July update on my projects

It looks like this month I can spend some more time on coding and stuff for my games. Additionally, as my Raspberry Pi arrived last week, I have some extra motivation to make my pygame based games run on it.

Bottlecolonies running on the Raspberry Pi.

The latter is not as easy as I thought initially. With its rather limited hardware the Pi provides quite a challenge for my game Bottlecolonies to run in an acceptable speed. So I started profiling and optimizing my code which is quite an interesting experience so far.

For example, I was able to make blitting my number font three times faster by removing an unnecessary surface copy in every call. With that success I will continue to search for bottlenecks in my code to remove them. On a standard PC I wouldn’t even have noticed.

This is the hardware I’m talking about.

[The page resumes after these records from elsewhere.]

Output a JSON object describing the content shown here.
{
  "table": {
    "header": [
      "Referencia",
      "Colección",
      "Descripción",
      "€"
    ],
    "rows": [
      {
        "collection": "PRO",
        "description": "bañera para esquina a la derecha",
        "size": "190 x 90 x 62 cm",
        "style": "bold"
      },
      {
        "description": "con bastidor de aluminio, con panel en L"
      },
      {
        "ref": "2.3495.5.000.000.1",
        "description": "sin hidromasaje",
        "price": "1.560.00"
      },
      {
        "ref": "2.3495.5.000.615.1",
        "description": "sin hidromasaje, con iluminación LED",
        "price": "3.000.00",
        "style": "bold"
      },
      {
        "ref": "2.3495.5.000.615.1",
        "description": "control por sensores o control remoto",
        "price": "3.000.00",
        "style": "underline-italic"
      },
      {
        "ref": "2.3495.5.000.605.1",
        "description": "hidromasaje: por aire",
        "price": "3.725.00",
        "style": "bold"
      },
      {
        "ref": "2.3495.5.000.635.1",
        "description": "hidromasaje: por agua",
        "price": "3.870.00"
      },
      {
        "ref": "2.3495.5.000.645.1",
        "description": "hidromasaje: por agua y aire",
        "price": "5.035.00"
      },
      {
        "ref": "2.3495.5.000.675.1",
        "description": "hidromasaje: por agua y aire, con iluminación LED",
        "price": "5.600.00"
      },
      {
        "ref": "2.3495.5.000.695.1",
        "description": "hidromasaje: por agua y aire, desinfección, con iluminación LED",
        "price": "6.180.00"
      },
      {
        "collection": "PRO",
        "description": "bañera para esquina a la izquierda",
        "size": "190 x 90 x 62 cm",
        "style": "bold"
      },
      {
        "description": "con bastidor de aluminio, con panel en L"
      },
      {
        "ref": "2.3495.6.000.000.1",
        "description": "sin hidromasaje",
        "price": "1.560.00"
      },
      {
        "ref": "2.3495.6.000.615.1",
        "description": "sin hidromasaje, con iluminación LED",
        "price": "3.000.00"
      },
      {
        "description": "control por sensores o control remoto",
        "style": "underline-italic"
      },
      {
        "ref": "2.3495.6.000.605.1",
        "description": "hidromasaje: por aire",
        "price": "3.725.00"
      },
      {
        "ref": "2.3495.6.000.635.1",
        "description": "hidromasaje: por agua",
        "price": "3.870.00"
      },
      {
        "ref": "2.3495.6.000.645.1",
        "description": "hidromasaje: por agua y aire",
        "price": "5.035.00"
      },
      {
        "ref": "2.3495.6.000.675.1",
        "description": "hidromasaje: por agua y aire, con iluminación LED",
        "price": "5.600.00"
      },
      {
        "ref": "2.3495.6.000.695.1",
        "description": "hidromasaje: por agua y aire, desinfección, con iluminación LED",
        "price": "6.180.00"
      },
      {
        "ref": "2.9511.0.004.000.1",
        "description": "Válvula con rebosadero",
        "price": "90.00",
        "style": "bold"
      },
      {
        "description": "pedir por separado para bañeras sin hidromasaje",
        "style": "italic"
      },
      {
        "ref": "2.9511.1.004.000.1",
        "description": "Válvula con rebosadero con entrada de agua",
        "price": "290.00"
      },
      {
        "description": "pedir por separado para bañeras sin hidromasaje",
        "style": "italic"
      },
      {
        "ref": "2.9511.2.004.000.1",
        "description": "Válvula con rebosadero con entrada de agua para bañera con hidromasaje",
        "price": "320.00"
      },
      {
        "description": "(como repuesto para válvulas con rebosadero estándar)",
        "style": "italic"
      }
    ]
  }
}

Runs Linux.

There is a second project I haven’t forgotten yet, which makes most of the traffic on this blog. That is my Experimental Gameplay Project prototype “Infinite Floating Islands“. The prototype has been made in less than a week and was quite buggy but has over 100 downloads so far and I really like tha basic idea of it. (Just for comparison, Bottlecolonies’ postcompo versions, which are much more “finished”, have a cumulate download count of about 15)

I tried to remove the bugs of the prototype by heavy refactoring but haven’t gotten that far actually. So it looks like I have to start this again from scratch to make it stable and expand on the idea.

Still extremely buggy.

So that’s it for now. Expect some more regular updates on this blog about those projects.